A new ransomware has been found in the wild that is currently undetected by antivirus engines on public scanning platforms. Its name is NextCry as it was discovered on a Linux machine running Nextcloud server.
The malware targets Nextcloud instances and for the time being there is no free decryption tool available for victims.
xact64, a Nextcloud user, posted on the BleepingComputer forum some details about the malware in an attempt to find a way to decrypt personal files.
Although his system was backed up, the synchronization process had started to update files on a laptop with their encrypted version on the server. He took action the moment he saw the files renamed but some of them still got processed by NextCry, otherwise known as Next-Cry.
Looking at the malware binary, Michael Gillespie said that the threat seems new and pointed out the NextCry ransomware uses Base64 to encode the files. The odd part is that the content is also encoded this way, after first being encrypted.
The malware has not been submitted to the ID Ransomware service before but some details are available.
NextCry is a Python script compiled in a Linux ELF binary using pyInstaller. At the moment of writing, not one antivirus engine on the VirusTotal scanning platform detects it.
Nexcloud servers targeted
The ransom note is in a file named “READ_FOR_DECRYPT” stating that the data is encrypted with the AES algorithm with a 256-bit key. Gillespie confirmed that AES-256 is used and that the key is encrypted with an RSA-2048 public key embedded in the malware code.
In the analyzed sample the ransom demanded is BTC 0.025, which converts to about $210 at the moment of writing.

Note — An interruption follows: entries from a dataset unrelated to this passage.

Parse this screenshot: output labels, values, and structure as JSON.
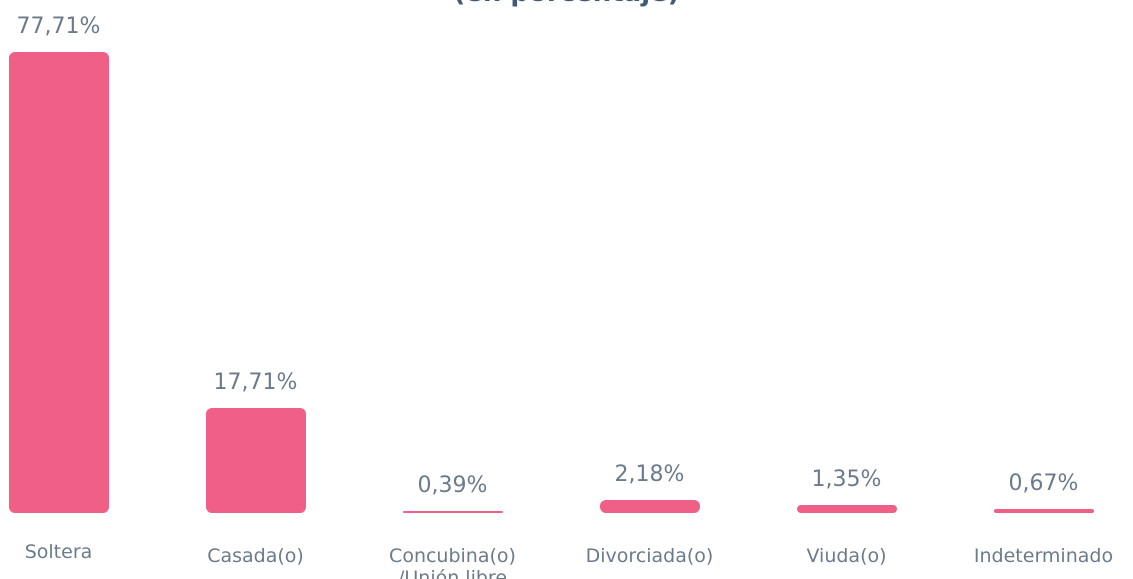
{
  "chart_data": {
    "type": "bar",
    "title": "(en porcentaje)",
    "categories": [
      "Soltera",
      "Casada(o)",
      "Concubina(o) /Unión libre",
      "Divorciada(o)",
      "Viuda(o)",
      "Indeterminado"
    ],
    "values": [
      77.71,
      17.71,
      0.39,
      2.18,
      1.35,
      0.67
    ],
    "value_labels": [
      "77,71%",
      "17,71%",
      "0,39%",
      "2,18%",
      "1,35%",
      "0,67%"
    ],
    "color": "#ef5f86"
  }
}
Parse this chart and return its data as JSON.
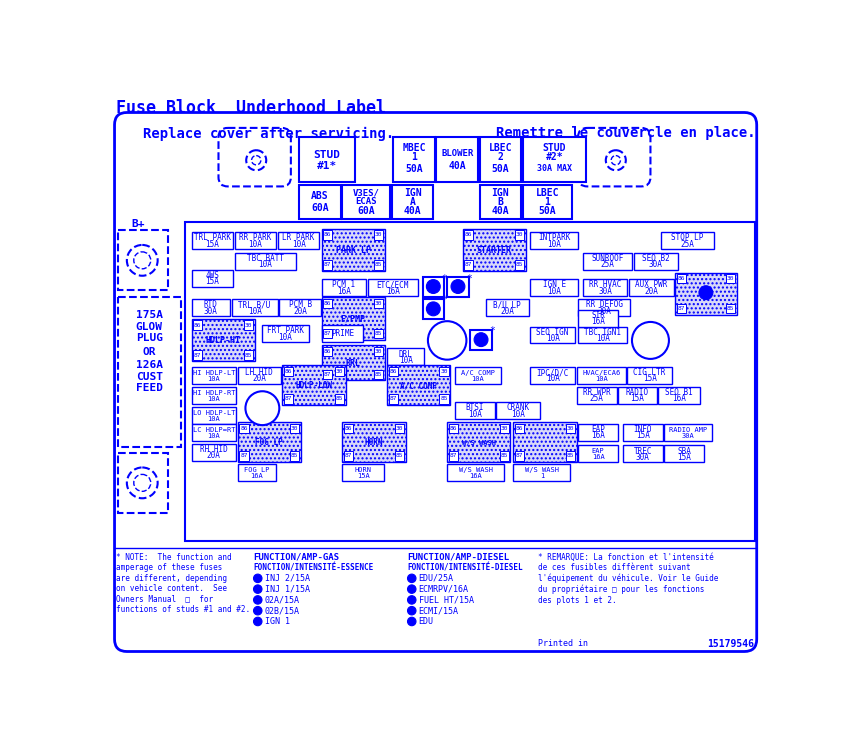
{
  "title": "Fuse Block  Underhood Label",
  "replace_cover": "Replace cover after servicing.",
  "remettre": "Remettre le couvercle en place.",
  "blue": "#0000ff",
  "white": "#ffffff",
  "note_left": "* NOTE:  The function and\namperage of these fuses\nare different, depending\non vehicle content.  See\nOwners Manual  □  for\nfunctions of studs #1 and #2.",
  "remarque": "* REMARQUE: La fonction et l'intensité\nde ces fusibles diffèrent suivant\nl'équipement du véhicule. Voir le Guide\ndu propriétaire □ pour les fonctions\ndes plots 1 et 2.",
  "printed_in": "Printed in",
  "part_num": "15179546",
  "gas_title": "FUNCTION/AMP-GAS",
  "gas_subtitle": "FONCTION/INTENSITÉ-ESSENCE",
  "gas_items": [
    "INJ 2/15A",
    "INJ 1/15A",
    "02A/15A",
    "02B/15A",
    "IGN 1"
  ],
  "diesel_title": "FUNCTION/AMP-DIESEL",
  "diesel_subtitle": "FONCTION/INTENSITÉ-DIESEL",
  "diesel_items": [
    "EDU/25A",
    "ECMRPV/16A",
    "FUEL HT/15A",
    "ECMI/15A",
    "EDU"
  ],
  "fig_w": 8.5,
  "fig_h": 7.45,
  "dpi": 100
}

A bitcoin wallet is provided but no transactions have been recorded until now.
Further analysis of the malware shows that NextCry is directly targeting the Nextcloud folder.

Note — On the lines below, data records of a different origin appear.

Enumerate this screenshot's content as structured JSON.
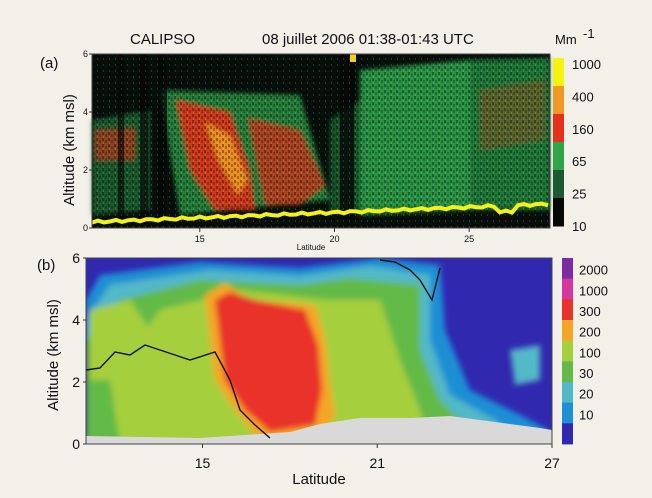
{
  "chart_data": [
    {
      "type": "heatmap",
      "panel_label": "(a)",
      "title_left": "CALIPSO",
      "title_right": "08 juillet 2006 01:38-01:43  UTC",
      "ylabel": "Altitude (km msl)",
      "xlabel": "Latitude",
      "xlim": [
        11,
        28
      ],
      "ylim": [
        0,
        6
      ],
      "x_ticks": [
        "15",
        "20",
        "25"
      ],
      "y_ticks": [
        "0",
        "2",
        "4",
        "6"
      ],
      "colorbar_unit": "Mm",
      "colorbar_exponent": "-1",
      "colorbar_ticks": [
        "1000",
        "400",
        "160",
        "65",
        "25",
        "10"
      ],
      "colorbar_colors": [
        "#f6f30c",
        "#f09a24",
        "#e53119",
        "#31a44a",
        "#1d5a30",
        "#060808"
      ],
      "ground_line_color": "#f2f11a"
    },
    {
      "type": "heatmap",
      "panel_label": "(b)",
      "ylabel": "Altitude (km msl)",
      "xlabel": "Latitude",
      "xlim": [
        11,
        27
      ],
      "ylim": [
        0,
        6
      ],
      "x_ticks": [
        "15",
        "21",
        "27"
      ],
      "y_ticks": [
        "0",
        "2",
        "4",
        "6"
      ],
      "colorbar_ticks": [
        "2000",
        "1000",
        "300",
        "200",
        "100",
        "30",
        "20",
        "10"
      ],
      "colorbar_colors": [
        "#7b2ca3",
        "#d6379c",
        "#e8332b",
        "#f5a627",
        "#a6cf3e",
        "#63ba47",
        "#52b8c8",
        "#1e8fd4",
        "#3128b0"
      ],
      "terrain_color": "#d9d9d9"
    }
  ]
}
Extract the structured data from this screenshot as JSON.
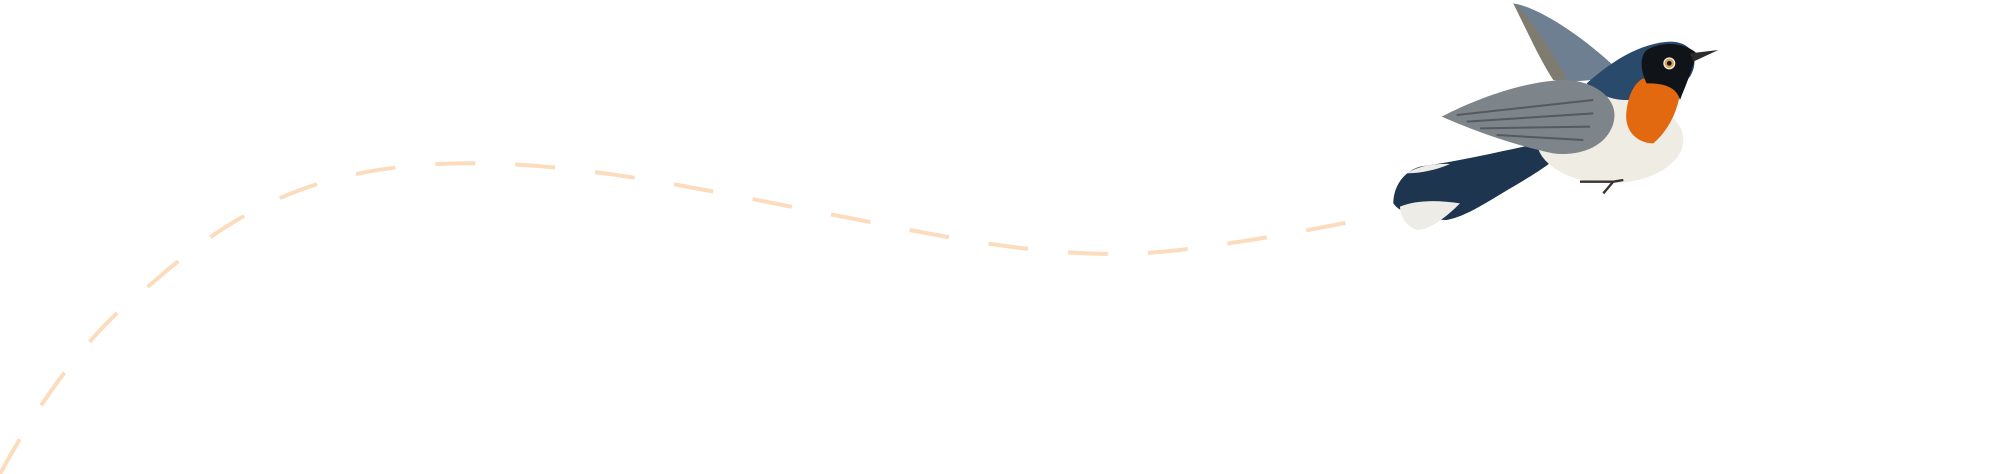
{
  "illustration": {
    "subject": "bird-in-flight",
    "colors": {
      "flight_path": "#fcdcbc",
      "bird_back": "#1e3550",
      "bird_throat": "#e2690f",
      "bird_belly": "#efece4",
      "bird_wing": "#7d848a"
    }
  }
}
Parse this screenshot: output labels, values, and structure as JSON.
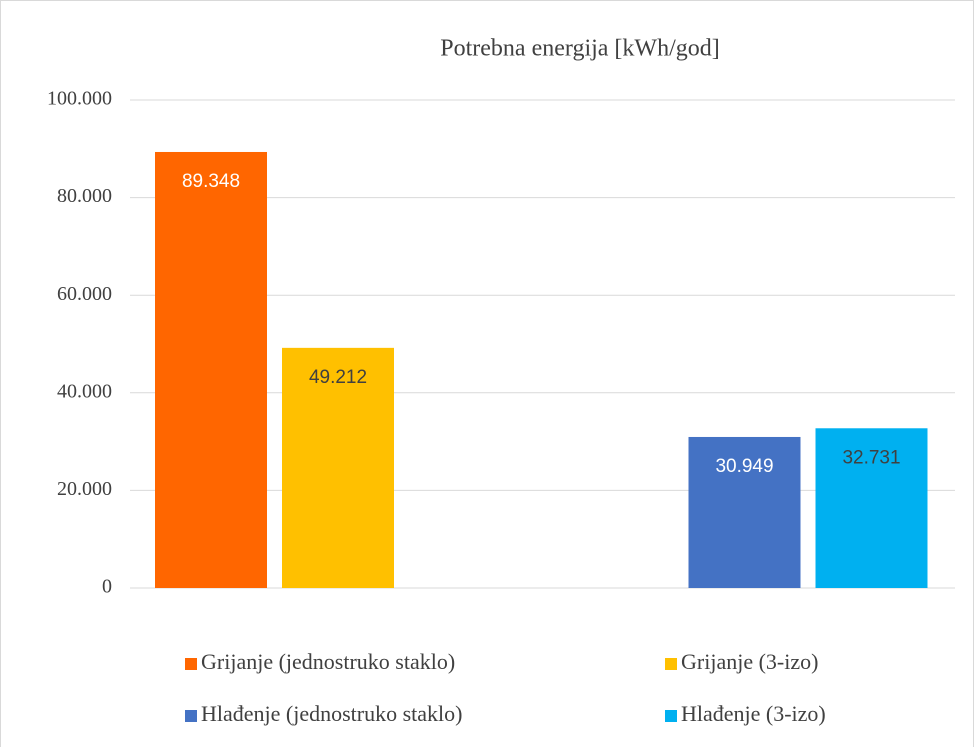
{
  "chart_data": {
    "type": "bar",
    "title": "Potrebna energija [kWh/god]",
    "categories": [
      null,
      null
    ],
    "series": [
      {
        "name": "Grijanje (jednostruko staklo)",
        "color": "#ff6600",
        "values": [
          89348,
          null
        ],
        "value_labels": [
          "89.348",
          null
        ]
      },
      {
        "name": "Grijanje (3-izo)",
        "color": "#ffc000",
        "values": [
          49212,
          null
        ],
        "value_labels": [
          "49.212",
          null
        ]
      },
      {
        "name": "Hlađenje (jednostruko staklo)",
        "color": "#4472c4",
        "values": [
          null,
          30949
        ],
        "value_labels": [
          null,
          "30.949"
        ]
      },
      {
        "name": "Hlađenje (3-izo)",
        "color": "#00b0f0",
        "values": [
          null,
          32731
        ],
        "value_labels": [
          null,
          "32.731"
        ]
      }
    ],
    "ylim": [
      0,
      100000
    ],
    "yticks": [
      0,
      {
        "value": 20000,
        "label": "20.000"
      },
      {
        "value": 40000,
        "label": "40.000"
      },
      {
        "value": 60000,
        "label": "60.000"
      },
      {
        "value": 80000,
        "label": "80.000"
      },
      {
        "value": 100000,
        "label": "100.000"
      }
    ],
    "grid": true,
    "legend": "bottom"
  }
}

More than one case spotted
Another Nexcloud user named Alex posted on the platform’s support page about being hit by NextCry ransomware. They say that access to their instance had been locked via SSH and ran the latest version of the software, suggesting that some vulnerability was exploited to get in.
In a conversation with BleepingComputer xact64 said that their Nextcloud installation runs on an old Linux computer with NGINX. This detail may provide the answer to how the attacker was able to get access.
On October 24, Nextcloud released an urgent alert about a remote code execution vulnerability that impacts the default Nextcloud NGINX configuration.
Tracked as CVE-2019-11043, the flaw is in the PHP-FPM (FastCGI Process Manager) component, included by some hosting providers like Nextcloud in their default setup. A public exploit exists and has been leveraged to compromised servers.
Nextcloud’s recommendation for administrators is to upgrade their PHP packages and NGINX configuration file to the latest version.
A representative from Nextcloud told BleepingComputer that they are currently investigating the incidents and will provide more information as it becomes available.